- Steel giant reports cost reduction of over $670 million in 5 years
- Company mulling technology transfer to freshly acquired US Steel
Nippon Steel’s focus on improving the operating costs of blast furnaces is bearing fruit. During the FY’20-24 period, that is five years, the steelmaker achieved a cumulative cost reduction of JPY 100 billion (over $673 million). This was contributed, in large measure, by a unique method called “low coke ratio”, which means obtaining the same amount of coke while reducing the amount of coke used as raw material and fuel.
In recent years, Nippon Steel has made the restructuring of its domestic steelmaking business a priority management issue. Reducing the operating cost of blast furnaces is a major policy pillar. The ironmaking process, which is centered on blast furnaces, accounts for more than half the total cost of steel production, and the ripple effect on profitability due to decrease in coke ratio is significant.
In FY’22-23, the company established a special programme – the “Iron Stabilization Project” – and, as a result of intensive efforts, has been able to continuously accumulate cost reductions of about JPY 20-30 billion per year over the past five years.
BF phase out cuts costs further
Nippon Steel decommissioned as many as five blast furnaces during these five years and streamlined the system, with the total number of operating BFs dropping to 10 from 15.
Low coke ratio operations, which have helped improve costs, has already been introduced in almost all blast furnaces at steel mills in Japan. The coke ratio is a common indicator for blast furnace manufacturers that indicates the amount of coke required to produce one ton of pig iron. Basically, the lower the number, the easier it is to reduce costs.
Details have not been disclosed, but it is said that Nippon Steel’s coke ratio has been reduced by 15% compared to 10 years ago when the technology began to be introduced in earnest.
In general, lowering the coke ratio can reduce costs, but it has the drawback of destabilising operations. Nippon Steel’s steel mills and the Technology Development Division collaborated to utilise mathematical models for calculating reactions in reactors and test facilities that are one-third the size of actual furnaces.
Tech transfer to US Steel
The company will also consider technology transfer as a way to improve the profitability of US Steel, which was acquired in June.

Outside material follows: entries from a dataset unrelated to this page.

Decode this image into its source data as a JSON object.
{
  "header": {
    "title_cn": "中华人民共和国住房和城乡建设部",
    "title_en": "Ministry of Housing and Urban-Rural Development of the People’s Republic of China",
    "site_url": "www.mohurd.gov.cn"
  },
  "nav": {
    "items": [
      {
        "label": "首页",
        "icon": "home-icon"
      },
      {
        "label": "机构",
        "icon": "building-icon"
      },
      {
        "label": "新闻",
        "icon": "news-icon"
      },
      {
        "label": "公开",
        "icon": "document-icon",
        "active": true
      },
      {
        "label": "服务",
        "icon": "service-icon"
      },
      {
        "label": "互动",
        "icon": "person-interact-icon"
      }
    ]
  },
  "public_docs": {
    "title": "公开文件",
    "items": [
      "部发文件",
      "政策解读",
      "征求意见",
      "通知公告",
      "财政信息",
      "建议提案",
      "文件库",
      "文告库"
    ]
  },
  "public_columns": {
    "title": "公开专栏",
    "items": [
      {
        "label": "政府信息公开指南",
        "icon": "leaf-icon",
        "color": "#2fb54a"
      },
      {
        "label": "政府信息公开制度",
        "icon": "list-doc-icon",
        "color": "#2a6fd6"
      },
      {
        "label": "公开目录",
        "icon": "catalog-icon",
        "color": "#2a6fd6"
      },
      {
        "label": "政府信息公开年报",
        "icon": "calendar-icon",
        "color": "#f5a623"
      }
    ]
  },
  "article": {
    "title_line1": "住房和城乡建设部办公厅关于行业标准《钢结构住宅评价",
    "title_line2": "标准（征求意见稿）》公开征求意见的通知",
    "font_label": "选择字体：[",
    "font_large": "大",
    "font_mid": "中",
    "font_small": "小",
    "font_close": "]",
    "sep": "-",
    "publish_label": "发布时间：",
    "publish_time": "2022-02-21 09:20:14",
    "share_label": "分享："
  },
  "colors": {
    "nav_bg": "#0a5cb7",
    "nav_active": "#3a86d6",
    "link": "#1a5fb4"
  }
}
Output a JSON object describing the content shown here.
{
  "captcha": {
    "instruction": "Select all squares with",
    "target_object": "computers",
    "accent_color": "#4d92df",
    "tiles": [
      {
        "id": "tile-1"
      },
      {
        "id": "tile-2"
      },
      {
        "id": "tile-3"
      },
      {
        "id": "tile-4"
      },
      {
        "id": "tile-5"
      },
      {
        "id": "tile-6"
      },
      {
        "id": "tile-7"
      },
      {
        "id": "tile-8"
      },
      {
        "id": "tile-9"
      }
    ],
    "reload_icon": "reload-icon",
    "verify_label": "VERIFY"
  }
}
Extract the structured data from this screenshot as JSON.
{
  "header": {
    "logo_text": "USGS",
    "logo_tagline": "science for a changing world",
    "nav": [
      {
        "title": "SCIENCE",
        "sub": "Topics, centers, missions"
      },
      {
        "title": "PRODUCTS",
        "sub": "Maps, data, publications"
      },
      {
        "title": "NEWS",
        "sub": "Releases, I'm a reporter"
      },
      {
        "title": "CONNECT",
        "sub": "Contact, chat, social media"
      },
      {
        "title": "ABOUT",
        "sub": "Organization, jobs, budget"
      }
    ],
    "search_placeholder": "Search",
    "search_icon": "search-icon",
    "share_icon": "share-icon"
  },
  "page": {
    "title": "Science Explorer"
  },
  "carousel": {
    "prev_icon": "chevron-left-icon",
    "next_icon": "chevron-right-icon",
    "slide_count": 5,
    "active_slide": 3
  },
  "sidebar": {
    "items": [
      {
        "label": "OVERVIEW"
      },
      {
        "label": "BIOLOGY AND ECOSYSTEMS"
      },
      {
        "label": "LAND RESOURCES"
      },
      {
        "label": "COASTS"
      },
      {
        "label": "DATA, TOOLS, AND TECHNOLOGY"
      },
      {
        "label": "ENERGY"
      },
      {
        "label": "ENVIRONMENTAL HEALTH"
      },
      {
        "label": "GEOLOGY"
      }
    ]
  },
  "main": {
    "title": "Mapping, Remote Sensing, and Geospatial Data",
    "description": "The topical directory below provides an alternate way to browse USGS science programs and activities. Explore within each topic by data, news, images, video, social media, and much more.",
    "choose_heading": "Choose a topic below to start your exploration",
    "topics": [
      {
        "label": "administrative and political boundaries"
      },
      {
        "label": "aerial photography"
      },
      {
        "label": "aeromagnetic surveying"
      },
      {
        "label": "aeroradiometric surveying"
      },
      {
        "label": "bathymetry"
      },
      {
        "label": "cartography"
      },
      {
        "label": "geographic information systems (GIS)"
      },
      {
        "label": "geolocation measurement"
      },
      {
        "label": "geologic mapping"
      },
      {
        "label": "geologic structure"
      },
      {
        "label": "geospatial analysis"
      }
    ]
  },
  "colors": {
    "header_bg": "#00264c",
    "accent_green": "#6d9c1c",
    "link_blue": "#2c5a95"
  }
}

Nippon Steel has announced its intention of making large-scale capital investments in US Steel in introducing cutting-edge production technologies. In general, the introduction of technology into existing facilities is more likely to reduce costs in a short period of time than capital investment, which requires a certain amount of construction time.
US Steel has eight blast furnaces in the U.S. (two of which are idle) and three in Slovakia, Central Europe. If the technology transfer of low-coke ratio in blast furnaces is realised, it is expected to lead to an early improvement in US Steel’s competitiveness.